Başbakan Erdoğan'ın siyasi başdanışmanı Yalçın Akdoğan bugünkü köşe yazısında bu sorunun cevabını verdi. 'Elma ile armutu kıyaslamayın' diyen Akdoğan kriterin son genel seçim olmadığını ifade ederek adeta oylaın düşebileceğinin sinyalini verdi.
İşte Yalçın Akdoğan'ın Star gazetesindeki yazısı
AK Parti'ye karşı her seçimden önce bir‘statüko blok'u oluşturulur. Bu blok, çok farklı eğilimleri bir araya getirerek AK Parti karşıtlığı üzerinden bir siyaset mühendisliğine soyunur. Bugüne kadar defalarca gördüğümüz bu durum, mahalli seçimler öncesinde de hissediliyor. ‘AK Parti'den kurtulmak' başlığı altında şekillenen kampanyaların yerel seçimde doğrudan bir etki yapamayacağı bilindiğinden öncelikli amaç, AK Parti'yi sendeletmek ve psikolojik üstünlüğü ele geçirmek... Bugüne kadar olduğu gibi şimdi de bu oyunun tutma şansı yok. Bir kere millet bu tür şer ittifakları artık yakından tanıyor. Çok farklı eğilimlerin yaptığı hedef birlikteliği öncelikle kendi kitlelerinde bir sarsıntı ve sorgulama meydana getiriyor.

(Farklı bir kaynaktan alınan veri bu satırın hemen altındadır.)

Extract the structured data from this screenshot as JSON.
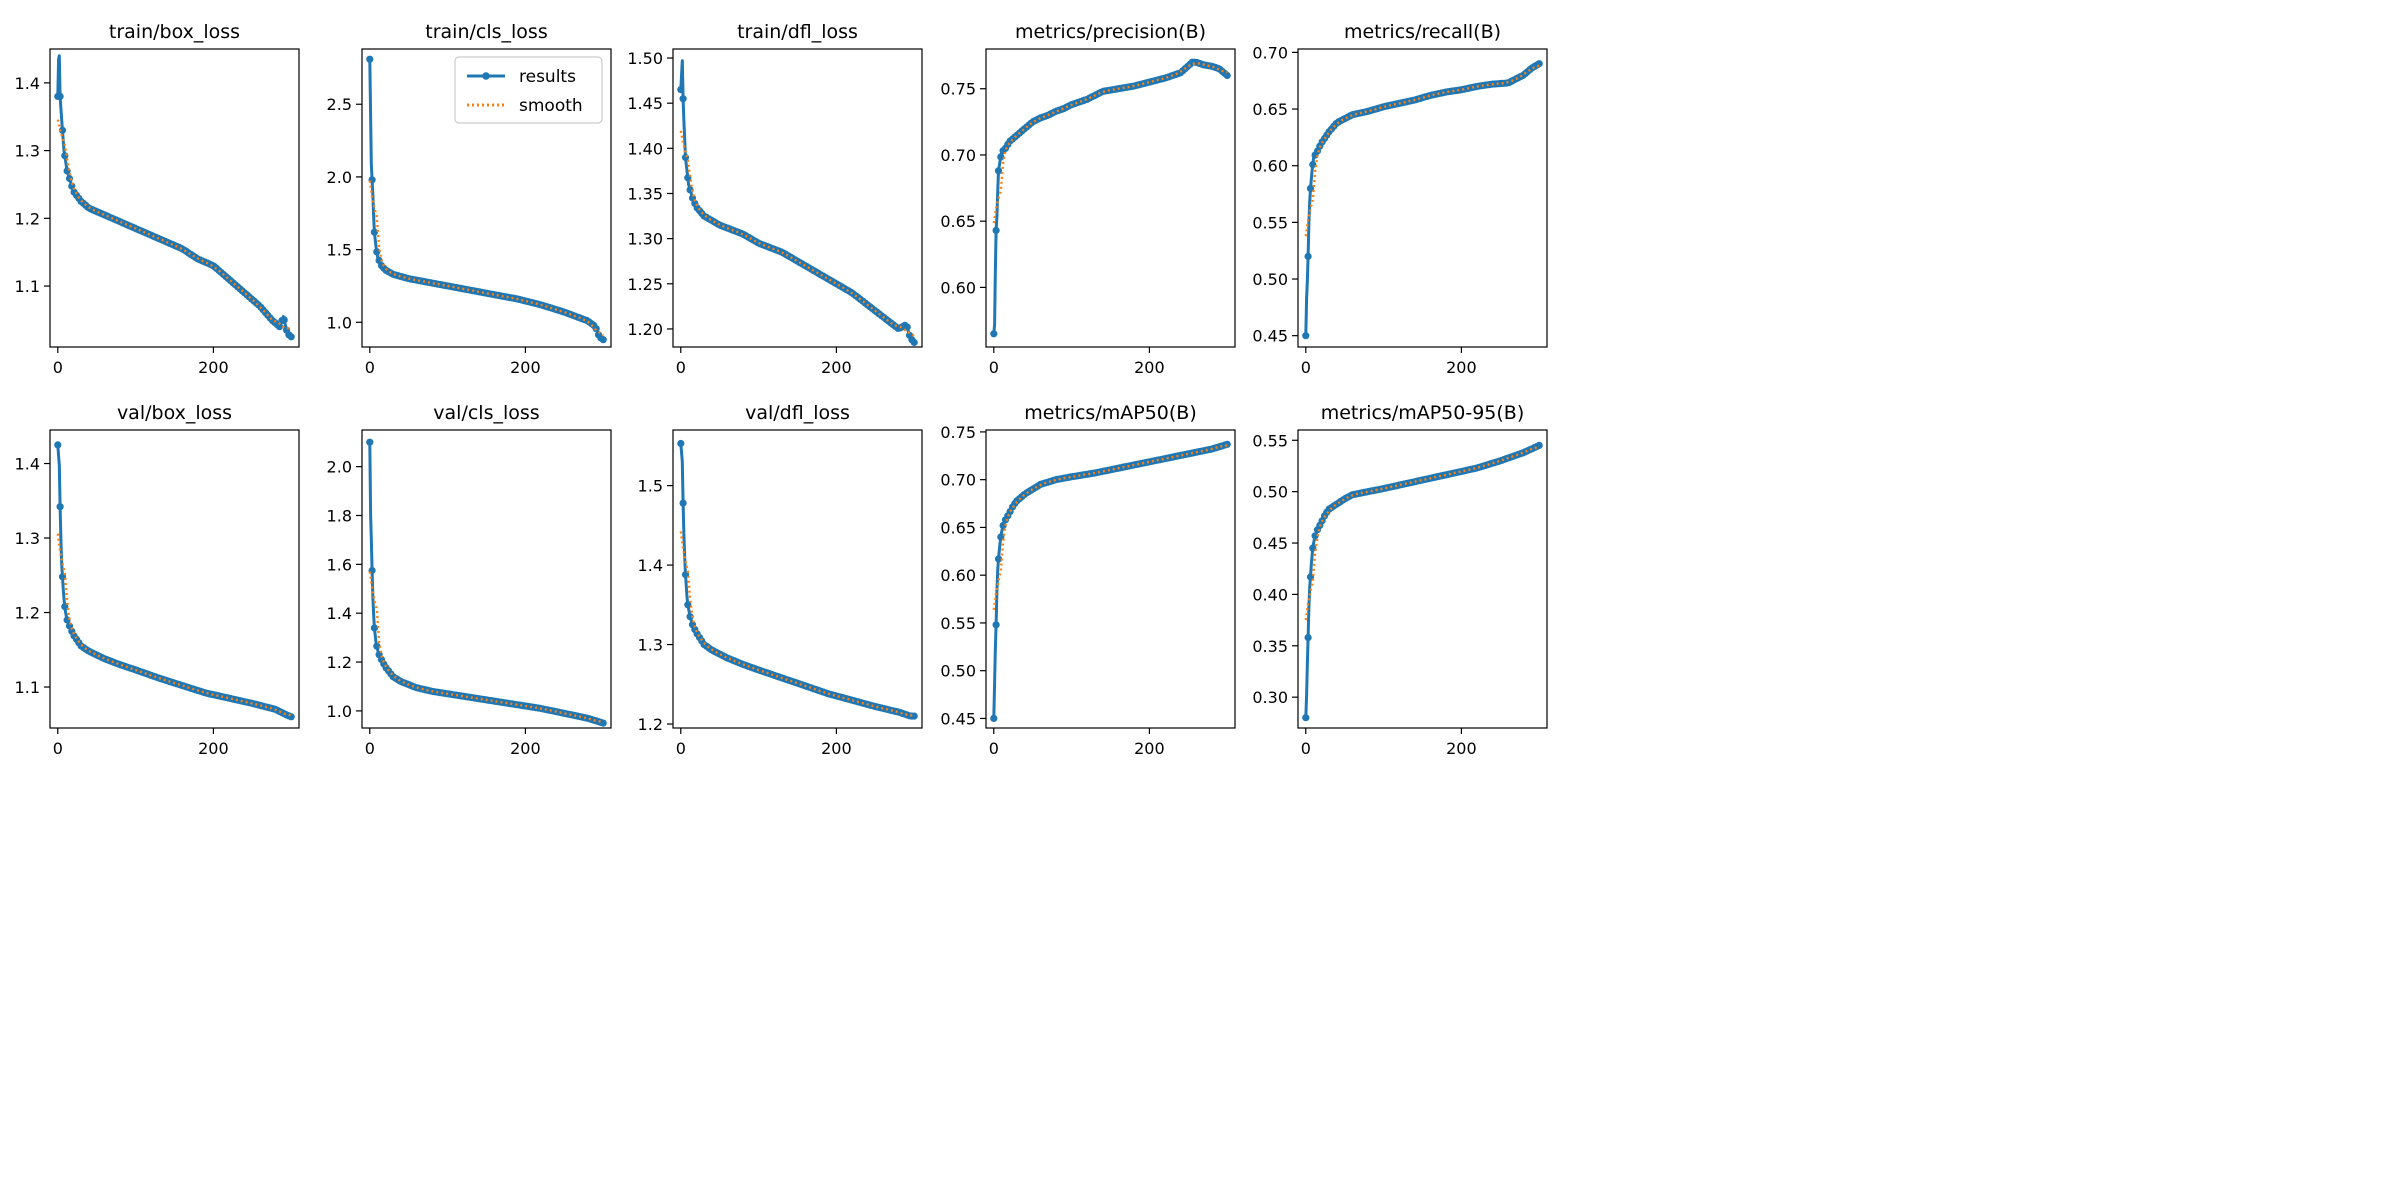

Mahalli idare seçimleriyle milletvekili seçimlerinin apayrı dinamiklere dayandığı malum. Yerel seçimin Türkiye oyu diye bir oy yok, daha doğrusu var ama bir anlamı yok... Her ilin ve ilçenin kendi oyları var. Şimdi birileri AK Parti'nin en son milletvekili seçiminde aldığıyüzde 50'yi başarı çıtası olarak gösterip, bir puanlık bir oynamayı bile büyük bir başarısızlık gibi takdim etme yoluna gidecekler. Oysa başarı ölçütü en son milletvekili oyunu geçmek değildir. Elma ile armutu kıyaslamak ne kadar yanlışsa iki farklı seçimi kıyaslamak da o kadar yanlıştır. AK Parti son yerel seçimlerde yüzde 38 oy almıştır. Bu durum partide bir çöküntü falan meydana getirmemiş, aksine milletvekili seçiminde daha büyük bir toparlanmaya ve daha büyük bir sıçramaya sebep olmuştur. AK Parti yüzde 38'e rağmen belediyelerin büyük bir kısmını almayı başarmıştır. Eğer bir kıyaslama olacaksa bununu iki ölçütü olabilir. Birincisi 2009 yerel seçimlerindeki toplam yüzde, ikincisi alınan belediye sayısı...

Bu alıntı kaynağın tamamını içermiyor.